One of my favourite things about food is the seemingly magical way in which certain ingredients interact. These Whipped Maple-Pecan Sweet Potatoes are one of the ultimate examples of that! Sweet potatoes on their own are pretty magical, it has to be said, with their rounded taste and velvety texture.
But when you enhance their earthy sweetness with smoky maple, and then add some nutty crunch from pecans? It’s bonkers. A little slip of butter helps to keep the texture delightful, and then it all gets balanced out with a sprinkle of salt, a grind of pepper and the tiniest pinch of cinnamon.
Truly greater than the sum of it’s parts, this recipe is what every plate of tender turkey and savoury gravy needs. It provides sweetness and texture and ballast and comfort – just about everything you could want to be thankful for.
In many ways, these sweet potatoes, with their hint of spice and ample sweetness, provide the same counterpoint that cranberry sauce does on the holiday plate. But instead of providing sweetness with sharp tang, they provide it with warmth and roundness. If I’m coming off a little gushy here, it’s because I want you to look past the ridiculous simplicity of this recipe (it really is so easy) and understand the simple magic at play here. Kitchen alchemy at it’s finest – I hope you try these!
- 2 large sweet potatoes
- ½ cup pecans
- 2 tbsp butter
- pinch of salt and pepper
- 2-4 tbsp maple syrup
- pinch of cinnamon
- You can either wrap the sweet potatoes in foil and bake for about an hour in a 180C/350F oven, or until they're completely tender (this might take more or less time, depending on their size) or peel and slice them into chunks and boil or steam until tender - whatever makes it easier for you on the day.
- While the sweet potatoes are cooking, toast the pecans in a dry frying pan, until they begin to smell toasty and nutty, and are slightly darker in colour. Set aside to cool, and then chop.

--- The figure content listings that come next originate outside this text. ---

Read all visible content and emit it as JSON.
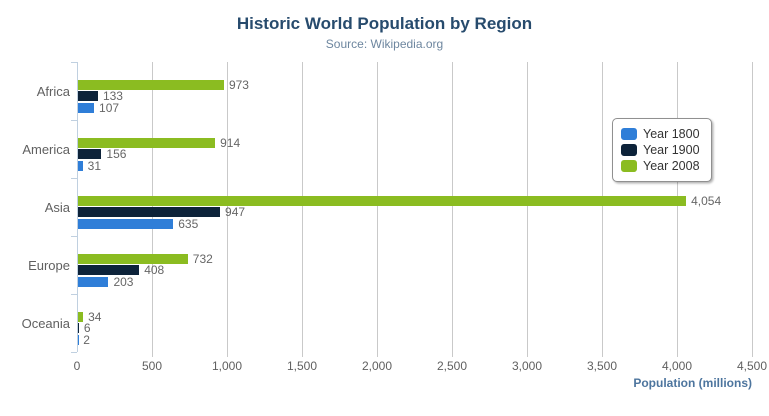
{
  "header": {
    "title": "Historic World Population by Region",
    "subtitle": "Source: Wikipedia.org"
  },
  "colors": {
    "title": "#274b6d",
    "subtitle": "#6d869f",
    "axis_line": "#c0d0e0",
    "gridline": "#c9c9c9",
    "labels": "#606060",
    "menu_icon": "#666666"
  },
  "chart_data": {
    "type": "bar",
    "orientation": "horizontal",
    "title": "Historic World Population by Region",
    "subtitle": "Source: Wikipedia.org",
    "categories": [
      "Africa",
      "America",
      "Asia",
      "Europe",
      "Oceania"
    ],
    "series": [
      {
        "name": "Year 1800",
        "color": "#2f7ed8",
        "values": [
          107,
          31,
          635,
          203,
          2
        ]
      },
      {
        "name": "Year 1900",
        "color": "#0d233a",
        "values": [
          133,
          156,
          947,
          408,
          6
        ]
      },
      {
        "name": "Year 2008",
        "color": "#8bbc21",
        "values": [
          973,
          914,
          4054,
          732,
          34
        ]
      }
    ],
    "bar_draw_order_top_to_bottom": [
      "Year 2008",
      "Year 1900",
      "Year 1800"
    ],
    "data_labels_visible": true,
    "xlabel": "Population (millions)",
    "xlim": [
      0,
      4500
    ],
    "xticks": [
      0,
      500,
      1000,
      1500,
      2000,
      2500,
      3000,
      3500,
      4000,
      4500
    ],
    "xtick_labels": [
      "0",
      "500",
      "1,000",
      "1,500",
      "2,000",
      "2,500",
      "3,000",
      "3,500",
      "4,000",
      "4,500"
    ],
    "grid": true,
    "legend_position": "right",
    "legend_items": [
      "Year 1800",
      "Year 1900",
      "Year 2008"
    ]
  }
}
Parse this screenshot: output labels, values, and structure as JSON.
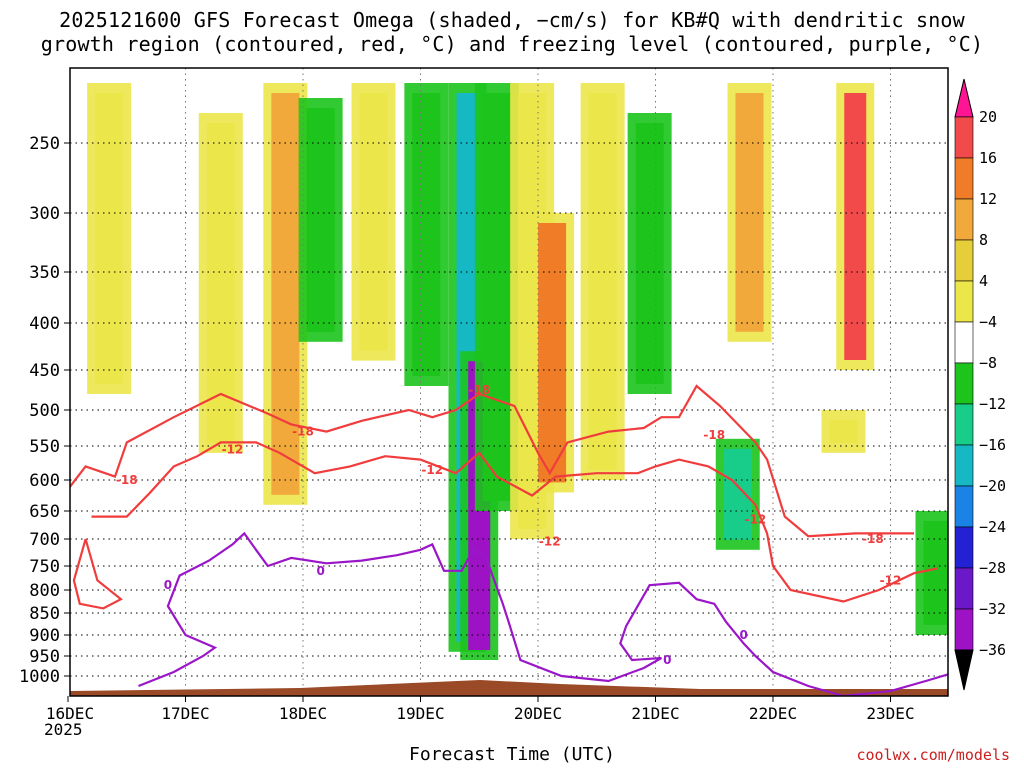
{
  "title_line1": "2025121600 GFS Forecast Omega (shaded, −cm/s) for KB#Q with dendritic snow",
  "title_line2": "growth region (contoured, red, °C) and freezing level (contoured, purple, °C)",
  "credit": "coolwx.com/models",
  "chart_data": {
    "type": "heatmap",
    "title": "2025121600 GFS Forecast Omega (shaded, −cm/s) for KB#Q with dendritic snow growth region (contoured, red, °C) and freezing level (contoured, purple, °C)",
    "xlabel": "Forecast Time (UTC)",
    "ylabel": "Pressure (hPa)",
    "x_ticks": [
      "16DEC",
      "17DEC",
      "18DEC",
      "19DEC",
      "20DEC",
      "21DEC",
      "22DEC",
      "23DEC"
    ],
    "x_year": "2025",
    "xlim_days": [
      0,
      7.5
    ],
    "y_ticks": [
      250,
      300,
      350,
      400,
      450,
      500,
      550,
      600,
      650,
      700,
      750,
      800,
      850,
      900,
      950,
      1000
    ],
    "ylim": [
      200,
      1020
    ],
    "colorbar": {
      "ticks": [
        "20",
        "16",
        "12",
        "8",
        "4",
        "−4",
        "−8",
        "−12",
        "−16",
        "−20",
        "−24",
        "−28",
        "−32",
        "−36"
      ],
      "colors": [
        "#ff1493",
        "#f24a4a",
        "#f07c28",
        "#f0a93a",
        "#e6cd3a",
        "#ebe64a",
        "#ffffff",
        "#1cc41c",
        "#18cc8a",
        "#16b8c4",
        "#1a84e6",
        "#2222d4",
        "#6a18c8",
        "#9c12c4",
        "#a8a8a8",
        "#000000"
      ]
    },
    "omega_features": [
      {
        "day": 0.35,
        "p_top": 210,
        "p_bot": 480,
        "value": 6
      },
      {
        "day": 1.3,
        "p_top": 230,
        "p_bot": 560,
        "value": 5
      },
      {
        "day": 1.85,
        "p_top": 210,
        "p_bot": 640,
        "value": 9
      },
      {
        "day": 2.15,
        "p_top": 220,
        "p_bot": 420,
        "value": -8
      },
      {
        "day": 2.6,
        "p_top": 210,
        "p_bot": 440,
        "value": 4
      },
      {
        "day": 3.05,
        "p_top": 210,
        "p_bot": 470,
        "value": -8
      },
      {
        "day": 3.4,
        "p_top": 210,
        "p_bot": 940,
        "value": -16
      },
      {
        "day": 3.5,
        "p_top": 430,
        "p_bot": 960,
        "value": -28
      },
      {
        "day": 3.65,
        "p_top": 210,
        "p_bot": 650,
        "value": -10
      },
      {
        "day": 3.95,
        "p_top": 210,
        "p_bot": 700,
        "value": 5
      },
      {
        "day": 4.12,
        "p_top": 300,
        "p_bot": 620,
        "value": 12
      },
      {
        "day": 4.55,
        "p_top": 210,
        "p_bot": 600,
        "value": 5
      },
      {
        "day": 4.95,
        "p_top": 230,
        "p_bot": 480,
        "value": -9
      },
      {
        "day": 5.8,
        "p_top": 210,
        "p_bot": 420,
        "value": 8
      },
      {
        "day": 5.7,
        "p_top": 540,
        "p_bot": 720,
        "value": -12
      },
      {
        "day": 6.7,
        "p_top": 210,
        "p_bot": 450,
        "value": 18
      },
      {
        "day": 6.6,
        "p_top": 500,
        "p_bot": 560,
        "value": 6
      },
      {
        "day": 7.4,
        "p_top": 650,
        "p_bot": 900,
        "value": -10
      }
    ],
    "contours": [
      {
        "label": "-18",
        "color": "red",
        "points": [
          [
            0,
            615
          ],
          [
            0.15,
            580
          ],
          [
            0.4,
            595
          ],
          [
            0.5,
            545
          ],
          [
            0.9,
            510
          ],
          [
            1.3,
            480
          ],
          [
            1.7,
            505
          ],
          [
            1.9,
            520
          ],
          [
            2.2,
            530
          ],
          [
            2.5,
            515
          ],
          [
            2.9,
            500
          ],
          [
            3.1,
            510
          ],
          [
            3.3,
            500
          ],
          [
            3.5,
            480
          ],
          [
            3.8,
            495
          ],
          [
            4.0,
            560
          ],
          [
            4.1,
            590
          ],
          [
            4.25,
            545
          ],
          [
            4.6,
            530
          ],
          [
            4.9,
            525
          ],
          [
            5.05,
            510
          ],
          [
            5.2,
            510
          ],
          [
            5.35,
            470
          ],
          [
            5.55,
            495
          ],
          [
            5.85,
            545
          ],
          [
            5.95,
            570
          ],
          [
            6.1,
            660
          ],
          [
            6.3,
            695
          ],
          [
            6.7,
            690
          ],
          [
            7.0,
            690
          ],
          [
            7.2,
            690
          ]
        ]
      },
      {
        "label": "-12",
        "color": "red",
        "points": [
          [
            0.2,
            660
          ],
          [
            0.5,
            660
          ],
          [
            0.7,
            620
          ],
          [
            0.9,
            580
          ],
          [
            1.1,
            565
          ],
          [
            1.3,
            545
          ],
          [
            1.6,
            545
          ],
          [
            1.8,
            560
          ],
          [
            2.1,
            590
          ],
          [
            2.4,
            580
          ],
          [
            2.7,
            565
          ],
          [
            3.0,
            570
          ],
          [
            3.3,
            590
          ],
          [
            3.5,
            560
          ],
          [
            3.65,
            595
          ],
          [
            3.95,
            625
          ],
          [
            4.15,
            595
          ],
          [
            4.5,
            590
          ],
          [
            4.85,
            590
          ],
          [
            5.0,
            580
          ],
          [
            5.2,
            570
          ],
          [
            5.45,
            580
          ],
          [
            5.65,
            600
          ],
          [
            5.85,
            640
          ],
          [
            5.95,
            690
          ],
          [
            6.0,
            750
          ],
          [
            6.15,
            800
          ],
          [
            6.6,
            825
          ],
          [
            6.9,
            800
          ],
          [
            7.2,
            765
          ],
          [
            7.4,
            755
          ]
        ]
      },
      {
        "label": "-18",
        "color": "red",
        "points": [
          [
            0.15,
            700
          ],
          [
            0.25,
            780
          ],
          [
            0.45,
            820
          ],
          [
            0.3,
            840
          ],
          [
            0.1,
            830
          ],
          [
            0.05,
            780
          ],
          [
            0.15,
            700
          ]
        ]
      },
      {
        "label": "0",
        "color": "purple",
        "points": [
          [
            0.6,
            1010
          ],
          [
            0.9,
            990
          ],
          [
            1.15,
            950
          ],
          [
            1.25,
            930
          ],
          [
            1.0,
            900
          ],
          [
            0.85,
            835
          ],
          [
            0.95,
            770
          ],
          [
            1.2,
            740
          ],
          [
            1.4,
            710
          ],
          [
            1.5,
            690
          ],
          [
            1.6,
            720
          ],
          [
            1.7,
            750
          ],
          [
            1.9,
            735
          ],
          [
            2.2,
            745
          ],
          [
            2.5,
            740
          ],
          [
            2.8,
            730
          ],
          [
            3.0,
            720
          ],
          [
            3.1,
            710
          ],
          [
            3.2,
            760
          ],
          [
            3.35,
            760
          ],
          [
            3.45,
            720
          ],
          [
            3.55,
            730
          ],
          [
            3.7,
            830
          ],
          [
            3.75,
            870
          ],
          [
            3.85,
            960
          ],
          [
            4.2,
            1000
          ],
          [
            4.6,
            1005
          ],
          [
            4.9,
            980
          ],
          [
            5.05,
            955
          ],
          [
            4.8,
            960
          ],
          [
            4.7,
            920
          ],
          [
            4.75,
            880
          ],
          [
            4.95,
            790
          ],
          [
            5.2,
            785
          ],
          [
            5.35,
            820
          ],
          [
            5.5,
            830
          ],
          [
            5.6,
            870
          ],
          [
            5.75,
            920
          ],
          [
            5.85,
            950
          ],
          [
            6.0,
            990
          ],
          [
            6.3,
            1010
          ],
          [
            6.6,
            1020
          ],
          [
            7.0,
            1015
          ],
          [
            7.3,
            1005
          ],
          [
            7.5,
            995
          ]
        ]
      }
    ],
    "contour_labels": [
      {
        "text": "-18",
        "day": 2.0,
        "p": 530
      },
      {
        "text": "-12",
        "day": 1.4,
        "p": 555
      },
      {
        "text": "-18",
        "day": 0.5,
        "p": 600
      },
      {
        "text": "-18",
        "day": 3.5,
        "p": 475
      },
      {
        "text": "-12",
        "day": 3.1,
        "p": 585
      },
      {
        "text": "-12",
        "day": 4.1,
        "p": 705
      },
      {
        "text": "-18",
        "day": 5.5,
        "p": 535
      },
      {
        "text": "-12",
        "day": 5.85,
        "p": 665
      },
      {
        "text": "-18",
        "day": 6.85,
        "p": 700
      },
      {
        "text": "-12",
        "day": 7.0,
        "p": 780
      },
      {
        "text": "0",
        "day": 0.85,
        "p": 790
      },
      {
        "text": "0",
        "day": 2.15,
        "p": 760
      },
      {
        "text": "0",
        "day": 3.45,
        "p": 725
      },
      {
        "text": "0",
        "day": 5.1,
        "p": 960
      },
      {
        "text": "0",
        "day": 5.75,
        "p": 900
      }
    ],
    "terrain_top_hpa": 1012
  }
}
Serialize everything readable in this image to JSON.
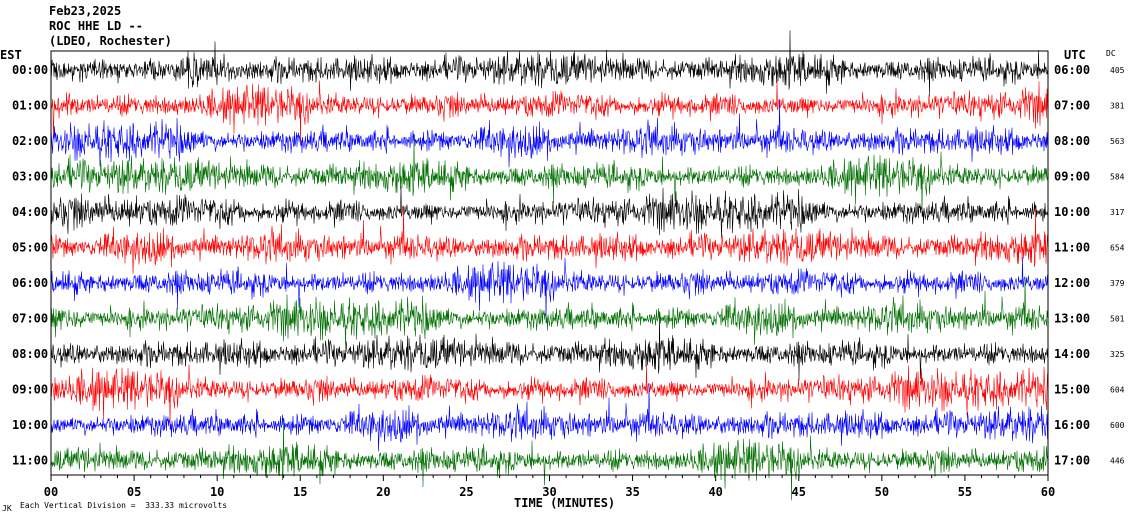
{
  "header": {
    "date": "Feb23,2025",
    "station": "ROC HHE LD --",
    "network": "(LDEO, Rochester)"
  },
  "left_tz": "EST",
  "right_tz": "UTC",
  "dc_header": "DC",
  "footer": {
    "corner": "JK",
    "scale_note": "Each Vertical Division =  333.33 microvolts"
  },
  "colors": {
    "trace_cycle": [
      "#000000",
      "#ff0000",
      "#0000ff",
      "#007000"
    ],
    "frame": "#000000",
    "background": "#ffffff"
  },
  "chart_data": {
    "type": "line",
    "title": "",
    "xlabel": "TIME (MINUTES)",
    "xlim": [
      0,
      60
    ],
    "x_ticks": [
      "00",
      "05",
      "10",
      "15",
      "20",
      "25",
      "30",
      "35",
      "40",
      "45",
      "50",
      "55",
      "60"
    ],
    "rows": [
      {
        "left": "00:00",
        "right": "06:00",
        "dc": "405",
        "color": "#000000"
      },
      {
        "left": "01:00",
        "right": "07:00",
        "dc": "381",
        "color": "#ff0000"
      },
      {
        "left": "02:00",
        "right": "08:00",
        "dc": "563",
        "color": "#0000ff"
      },
      {
        "left": "03:00",
        "right": "09:00",
        "dc": "584",
        "color": "#007000"
      },
      {
        "left": "04:00",
        "right": "10:00",
        "dc": "317",
        "color": "#000000"
      },
      {
        "left": "05:00",
        "right": "11:00",
        "dc": "654",
        "color": "#ff0000"
      },
      {
        "left": "06:00",
        "right": "12:00",
        "dc": "379",
        "color": "#0000ff"
      },
      {
        "left": "07:00",
        "right": "13:00",
        "dc": "501",
        "color": "#007000"
      },
      {
        "left": "08:00",
        "right": "14:00",
        "dc": "325",
        "color": "#000000"
      },
      {
        "left": "09:00",
        "right": "15:00",
        "dc": "604",
        "color": "#ff0000"
      },
      {
        "left": "10:00",
        "right": "16:00",
        "dc": "600",
        "color": "#0000ff"
      },
      {
        "left": "11:00",
        "right": "17:00",
        "dc": "446",
        "color": "#007000"
      }
    ]
  }
}
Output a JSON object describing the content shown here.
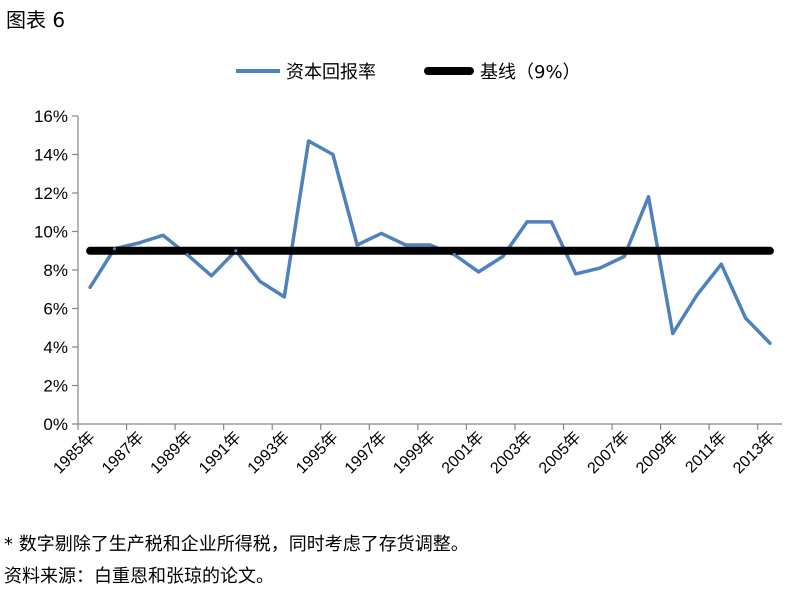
{
  "figure": {
    "label": "图表 6"
  },
  "chart_data": {
    "type": "line",
    "x": [
      "1985年",
      "1986年",
      "1987年",
      "1988年",
      "1989年",
      "1990年",
      "1991年",
      "1992年",
      "1993年",
      "1994年",
      "1995年",
      "1996年",
      "1997年",
      "1998年",
      "1999年",
      "2000年",
      "2001年",
      "2002年",
      "2003年",
      "2004年",
      "2005年",
      "2006年",
      "2007年",
      "2008年",
      "2009年",
      "2010年",
      "2011年",
      "2012年",
      "2013年"
    ],
    "x_tick_labels": [
      "1985年",
      "1987年",
      "1989年",
      "1991年",
      "1993年",
      "1995年",
      "1997年",
      "1999年",
      "2001年",
      "2003年",
      "2005年",
      "2007年",
      "2009年",
      "2011年",
      "2013年"
    ],
    "series": [
      {
        "name": "资本回报率",
        "color": "#4f81bd",
        "values": [
          7.1,
          9.1,
          9.4,
          9.8,
          8.8,
          7.7,
          9.0,
          7.4,
          6.6,
          14.7,
          14.0,
          9.3,
          9.9,
          9.3,
          9.3,
          8.8,
          7.9,
          8.7,
          10.5,
          10.5,
          7.8,
          8.1,
          8.7,
          11.8,
          4.7,
          6.7,
          8.3,
          5.5,
          4.2
        ]
      },
      {
        "name": "基线（9%）",
        "color": "#000000",
        "values": [
          9,
          9,
          9,
          9,
          9,
          9,
          9,
          9,
          9,
          9,
          9,
          9,
          9,
          9,
          9,
          9,
          9,
          9,
          9,
          9,
          9,
          9,
          9,
          9,
          9,
          9,
          9,
          9,
          9
        ]
      }
    ],
    "ylim": [
      0,
      16
    ],
    "yticks": [
      "0%",
      "2%",
      "4%",
      "6%",
      "8%",
      "10%",
      "12%",
      "14%",
      "16%"
    ],
    "ytick_values": [
      0,
      2,
      4,
      6,
      8,
      10,
      12,
      14,
      16
    ],
    "legend_position": "top-center",
    "grid": false,
    "title": "",
    "xlabel": "",
    "ylabel": ""
  },
  "notes": {
    "footnote": "* 数字剔除了生产税和企业所得税，同时考虑了存货调整。",
    "source": "资料来源：白重恩和张琼的论文。"
  }
}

- However you cooked the sweet potatoes, place into a large bowl or saucepan while they're hot (peel them first if you roasted them), and mash with the butter, salt and pepper, until completely smooth.
- Add 2 tbsp of maple syrup, and the cinnamon (only a tiny pinch) and beat again , whipping the sweet potatoes. Taste, and add more maple if you like - it should be subtle.
- Stir through half the chopped toasted pecans, and then place into a serving dish. At this point, you can refrigerate these and then reheat them in the oven for half an hour at 180C to serve.
- Either way, when you serve, scatter over the remaining pecans. Delish!